Thoughts and comments welcome…

Hate Radio

Chilling.

Mesmerizing.

A play about Rwanda and the radio station RTLM that incited its listeners to genocide. It is a quiet play for the most part: survivors who bear witness to what happened and an hour of otherwise banal radio, except for the subject matter from the soothingly conversational chatter of the radio voices.

It’s a powerful production, a stellar example of what theatre can do. All the more so whilst in Berlin after visiting the Holocaust memorial, itself a brilliant monument down the street from the Brandenburg Gate and the Reichstag.

More on the production here (English PDF).

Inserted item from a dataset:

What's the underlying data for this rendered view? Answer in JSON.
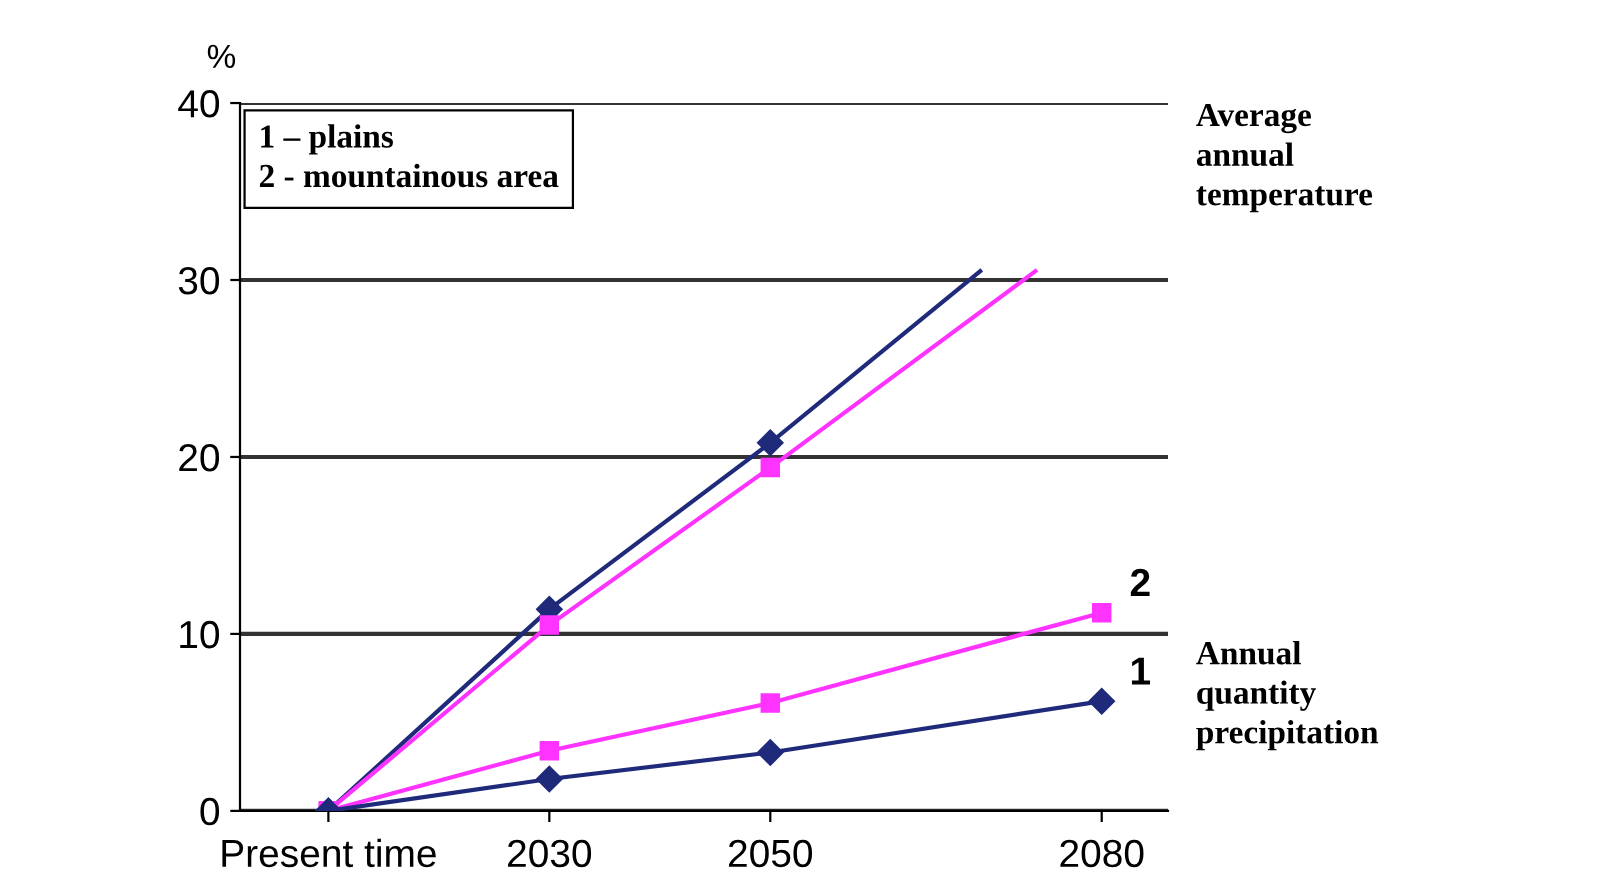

At the Theatertreffen in Berlin

I’m in Berlin at the annual Theatertreffen theatre festival, where I’ve had the opportunity to see a wide variety of shows – different companies offering different kinds of performances, tackling different kinds of subjects, offering different kinds of styles … and yet I’ve observed a few features that seem to be there consistently across all these productions. Herewith a few of them:

  • People shout a lot. Not just project their voices, not just raise them in a heightened emotional state. They shout. They rant. They rave. And they wander around the stage while they do it. (Okay, sometimes, they sit in one place.)
  • It rains. I don’t know how expensive it is to handle all that plumbing, but it sure rains a lot in these shows. Global warming?
  • Someone is going to make a point of eating something to express some deep emotional meaning. It might be dirt. It might be a raw potato.
  • Someone, male or female, is going to be wearing a stunning pair of stilettos.
  • Someone is going to get something smeared across his or her chest, face, or other body parts. It might be food, it might be blood, it might be excrement.
  • Someone, usually a man, is going to be reduced to his underwear. And as often as not it’s going to be girlie underwear, too.
  • Someone, usually a man, is going to be subjected to (simulated!) involuntary coitus with another man.
  • The curtain call is going to take a very, very long time.